What we seek is fresh thinking on a problem that is overwhelming our country.

Fresh thinking involves thinking that is complementary to the national security toolbox. That brings us again directly to the key role of social programmes required to reverse the conditions drawing youth into gangs and violent crime.

Equally sadly for us, the second wavelength on which the Government transmits its messages on crime is the provision of opportunity by welfare programmes, which pay little regard to the importance of opportunity arising out of broader visions and implementation of socio-economic management of the country’s resources.

Which way is out?
(Copyright Mark Anderson/ Andertoons.com)

Such management critically must include development of our human capital, which must be relevantly educated, skills-trained and kept emotionally healthy.

This lack of broader vision was cruelly exposed by some statements of the Minister of Public Utilities, Marvin Gonzalez, which preceded those of the Prime Minister by a few days but which came too late for consideration in last Sunday’s column about finding hope.

Minister Gonzalez seemed bewildered by youths who were turning to crime and guns because there were so many opportunities for young people not available when he was a young man growing up.

Young football fans enjoy some 2015/16 National Super League action at the Matura Recreation Ground.
(Courtesy Nicholas Bhajan/ Wired868)

This is how he described the opportunities: “[…] But yet still with the abundance of social services today, the number of opportunities for young people to make something of themselves—be it under the Ministry of Youth Development, Ministry of Education, you know all these programmes to allow people to make something of themselves—but yet still we have a crime situation and people turning to crime.”
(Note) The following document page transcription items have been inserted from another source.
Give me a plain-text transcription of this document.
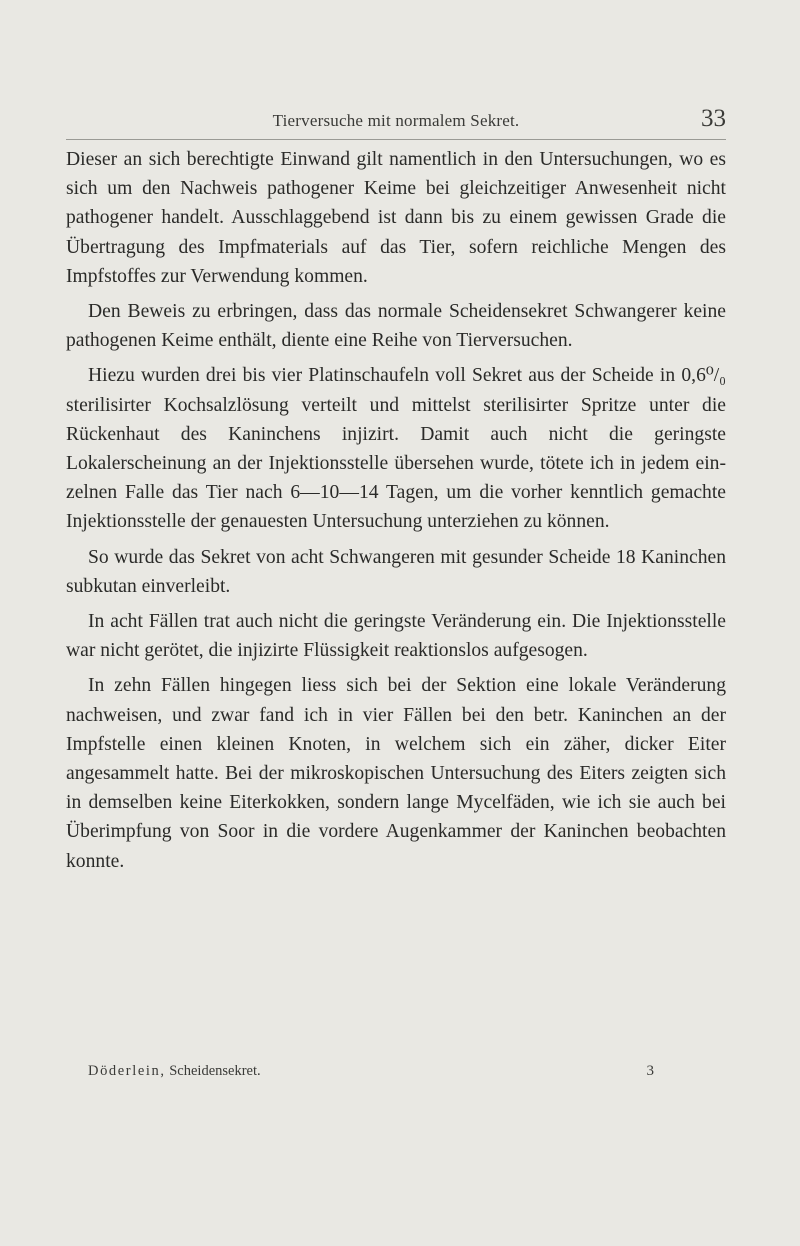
Tierversuche mit normalem Sekret.	33

Dieser an sich berechtigte Einwand gilt namentlich in den Untersuchungen, wo es sich um den Nachweis pathogener Keime bei gleichzeitiger Anwesenheit nicht pathogener handelt. Ausschlaggebend ist dann bis zu einem gewissen Grade die Übertragung des Impfmaterials auf das Tier, sofern reichliche Mengen des Impfstoffes zur Verwendung kommen.

Den Beweis zu erbringen, dass das normale Scheidensekret Schwangerer keine pathogenen Keime enthält, diente eine Reihe von Tierversuchen.

Hiezu wurden drei bis vier Platinschaufeln voll Sekret aus der Scheide in 0,6⁰/₀ sterilisirter Kochsalzlösung verteilt und mittelst sterilisirter Spritze unter die Rückenhaut des Kaninchens injizirt. Damit auch nicht die geringste Lokalerscheinung an der Injektionsstelle übersehen wurde, tötete ich in jedem einzelnen Falle das Tier nach 6—10—14 Tagen, um die vorher kenntlich gemachte Injektionsstelle der genauesten Untersuchung unterziehen zu können.

So wurde das Sekret von acht Schwangeren mit gesunder Scheide 18 Kaninchen subkutan einverleibt.

In acht Fällen trat auch nicht die geringste Veränderung ein. Die Injektionsstelle war nicht gerötet, die injizirte Flüssigkeit reaktionslos aufgesogen.

In zehn Fällen hingegen liess sich bei der Sektion eine lokale Veränderung nachweisen, und zwar fand ich in vier Fällen bei den betr. Kaninchen an der Impfstelle einen kleinen Knoten, in welchem sich ein zäher, dicker Eiter angesammelt hatte. Bei der mikroskopischen Untersuchung des Eiters zeigten sich in demselben keine Eiterkokken, sondern lange Mycelfäden, wie ich sie auch bei Überimpfung von Soor in die vordere Augenkammer der Kaninchen beobachten konnte.

Döderlein, Scheidensekret.	3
But if significant numbers of schools are failing and the education system is inadequate to develop human capital, how will the youth be able even to take advantage of the social welfare programmes beloved by Mr Gonzalez and his colleagues?

By 12 or 15 years old, low self-esteem is already embedded in young men and women. These are the young men reaching out for gang and gun and the young women, whose problems require differentiated attention and are already at the mercy of predators.
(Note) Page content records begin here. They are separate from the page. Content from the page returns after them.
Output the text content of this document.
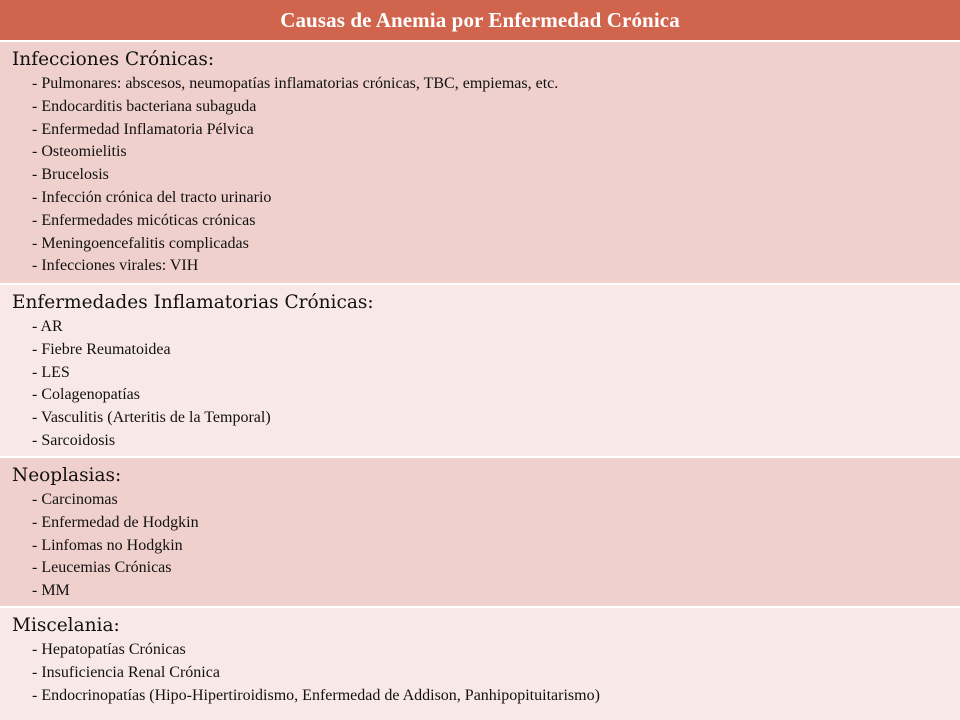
Causas de Anemia por Enfermedad Crónica
Infecciones Crónicas:
- Pulmonares: abscesos, neumopatías inflamatorias crónicas, TBC, empiemas, etc.
- Endocarditis bacteriana subaguda
- Enfermedad Inflamatoria Pélvica
- Osteomielitis
- Brucelosis
- Infección crónica del tracto urinario
- Enfermedades micóticas crónicas
- Meningoencefalitis complicadas
- Infecciones virales: VIH
Enfermedades Inflamatorias Crónicas:
- AR
- Fiebre Reumatoidea
- LES
- Colagenopatías
- Vasculitis (Arteritis de la Temporal)
- Sarcoidosis
Neoplasias:
- Carcinomas
- Enfermedad de Hodgkin
- Linfomas no Hodgkin
- Leucemias Crónicas
- MM
Miscelania:
- Hepatopatías Crónicas
- Insuficiencia Renal Crónica
- Endocrinopatías (Hipo-Hipertiroidismo, Enfermedad de Addison, Panhipopituitarismo)
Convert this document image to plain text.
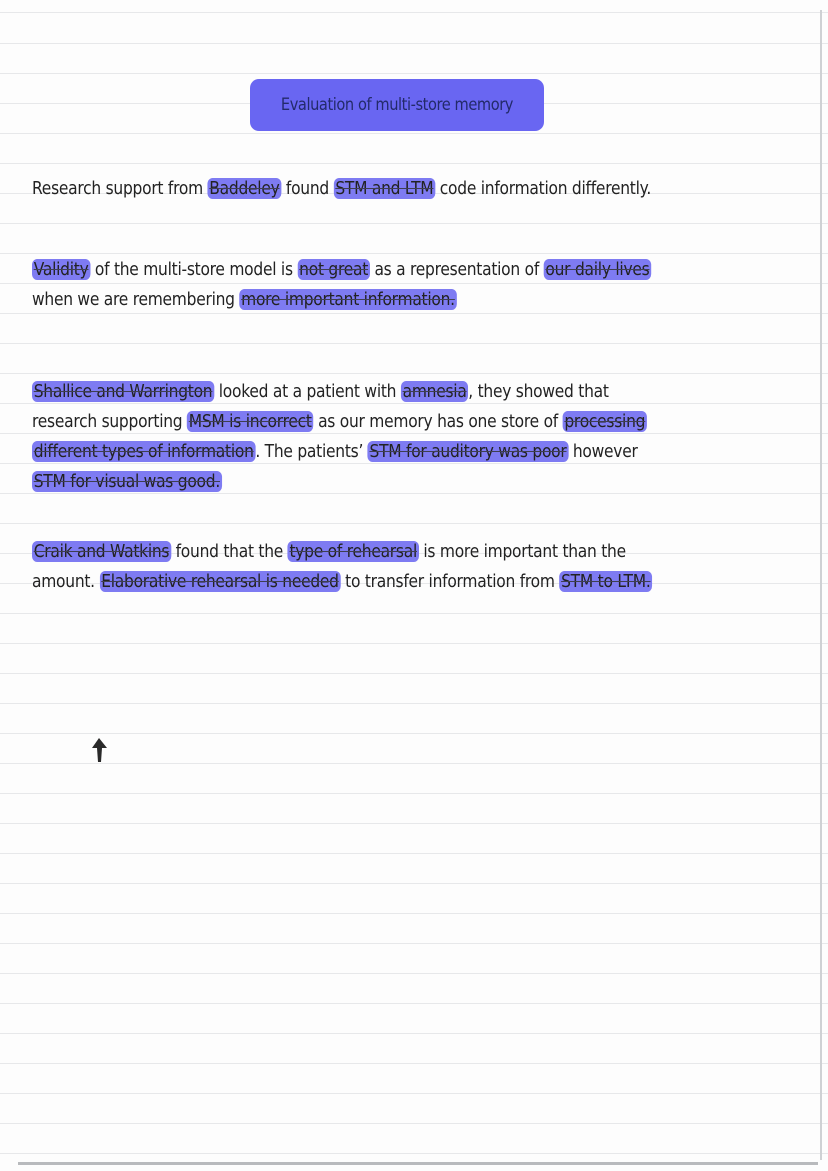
Evaluation of multi-store memory
Research support from Baddeley found STM and LTM code information differently.
Validity of the multi-store model is not great as a representation of our daily lives
when we are remembering more important information.
Shallice and Warrington looked at a patient with amnesia, they showed that
research supporting MSM is incorrect as our memory has one store of processing
different types of information. The patients’ STM for auditory was poor however
STM for visual was good.
Craik and Watkins found that the type of rehearsal is more important than the
amount. Elaborative rehearsal is needed to transfer information from STM to LTM.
Two female students fight in school during the pandemic.

Professor Emeritus Dr Ramesh Deosaran, for example, has commented in his Newsday columns on “the refusal of the authorities to take early care to prevent increasing school violence and delinquency” and to help change our “demoralised disposition”.

Social scientists, like Dr Deosaran, understand and articulate clearly that social programmes must comprise much more than welfare-driven opportunity, as expressed by Minister Gonzalez.

Dr Gabrielle Hosein, also a social scientist and formidable researcher, in a Newsday column on Wednesday last dealing with peace building, incisively asserted that “the conditions for youth risk created by traumas at home from family violence are often connected to socio-economic precarity and poor school outcomes, and escalated through access to weapons, guns and legal and illegal sources of income.”

A young man shows off his weapon.

The required range of interventions needed is much wider than the Government would have us believe. No more retreat and bewilderment please.